Shepard covers pretty much everything related to the unicorn legend, from their horns purifying poisons, the maiden capture, association with lunar worship, and finally, going through the various ways people might have seen a real animal and have confused it with a unicorn. Keep in mind the word "unicorn", meaning one-horn, does in fact validly apply to the rhinoceros or the narwhal (yes, it is a tooth, not a horn, but some chose to ignore that fact) and the ancients would have called them unicorns, even though we have other names for them now. Anything with a single horn, regardless of the rest of it's body shape, is a true unicorn. Shepard points out that people in the past weren't stupid, but they viewed the world quite differently from us, and their scientific reasoning was equally on a different baseline. And before we laugh at the gullibility of people for buying miraculous cures from shady merchants, keep in mind we continue to do the same today. "Instant weight loss!" "Cures cancer!" I don't doubt some herbal remedies are for real, but there are just as many that do harm, and we trust it since we "read it on the Internet" so it must be true.

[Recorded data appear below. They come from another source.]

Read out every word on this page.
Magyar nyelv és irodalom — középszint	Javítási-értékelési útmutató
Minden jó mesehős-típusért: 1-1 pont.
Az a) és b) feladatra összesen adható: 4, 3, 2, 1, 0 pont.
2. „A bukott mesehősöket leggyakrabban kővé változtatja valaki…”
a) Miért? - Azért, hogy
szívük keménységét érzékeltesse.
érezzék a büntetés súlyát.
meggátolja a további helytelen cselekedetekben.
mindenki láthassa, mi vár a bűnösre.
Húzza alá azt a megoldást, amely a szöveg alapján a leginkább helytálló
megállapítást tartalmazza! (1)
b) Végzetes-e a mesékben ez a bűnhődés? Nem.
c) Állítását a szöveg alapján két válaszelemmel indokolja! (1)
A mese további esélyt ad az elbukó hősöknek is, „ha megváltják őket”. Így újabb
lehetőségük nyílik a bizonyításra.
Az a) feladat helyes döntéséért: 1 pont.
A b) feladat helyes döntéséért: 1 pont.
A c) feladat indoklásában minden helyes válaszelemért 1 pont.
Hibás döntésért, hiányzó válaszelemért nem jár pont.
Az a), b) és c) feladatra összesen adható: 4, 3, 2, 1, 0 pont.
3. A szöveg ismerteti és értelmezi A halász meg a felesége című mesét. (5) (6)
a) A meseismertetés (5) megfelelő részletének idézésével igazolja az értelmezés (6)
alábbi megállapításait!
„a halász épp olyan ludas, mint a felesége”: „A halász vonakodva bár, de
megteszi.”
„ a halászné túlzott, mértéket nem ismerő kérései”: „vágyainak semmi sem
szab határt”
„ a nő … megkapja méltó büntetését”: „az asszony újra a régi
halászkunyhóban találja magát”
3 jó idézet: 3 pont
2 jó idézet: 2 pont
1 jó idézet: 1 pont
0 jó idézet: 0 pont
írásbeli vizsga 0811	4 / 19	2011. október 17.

Things haven't really changed...
Shepard explains that people believe that the horn of an animal concentrates it's "powers", and an animal with a single horn has that power concentrated, hence the interest in unicorns in particular. After all, keep in mind that people in the past didn't consider the unicorn to be a magical or mystical creature, they thought it no different than any other animal, just unusually rare and hard to catch. Any horn was good for curing disease or poison, but the single-horn was simply better at it. And you can't really blame people for believing in it, I mean is it so hard to picture a creature like a horse/ox/antelope/goat with a single horn, as compared to, a giraffe? Who in Europe would believe in a spotted animal with a neck so long it could graze in the treetops? Or a huge grey creature with a nose like a snake? Talk about a fantastical beasts! The unicorn seems perfectly reasonable in comparison.
We will probably never know the true origins of the unicorn legend, in fact it probably doesn't have a single root, whether the legend was born from worship of the moon, or mistaken identity of a live animal, or taking a profile image of an animal and assume it's one horned since you cannot see the other horn, or even a mistranslation in the Bible. The legend of the unicorn is a complex and tangled thing, with great scholars of the past both supporting and denying it's existence.
But wouldn't the world be a more boring place if it weren't for our myths? Sure, we've taken a fierce and monstrously dangerous creature that can kill an elephant with it's horn and turned it into a sparkle pony for little girls to decorate their bedrooms with, but it was those cute, glittery horned horses that started me on my love of all things fantasy and inspired the imaginations of people for millenia.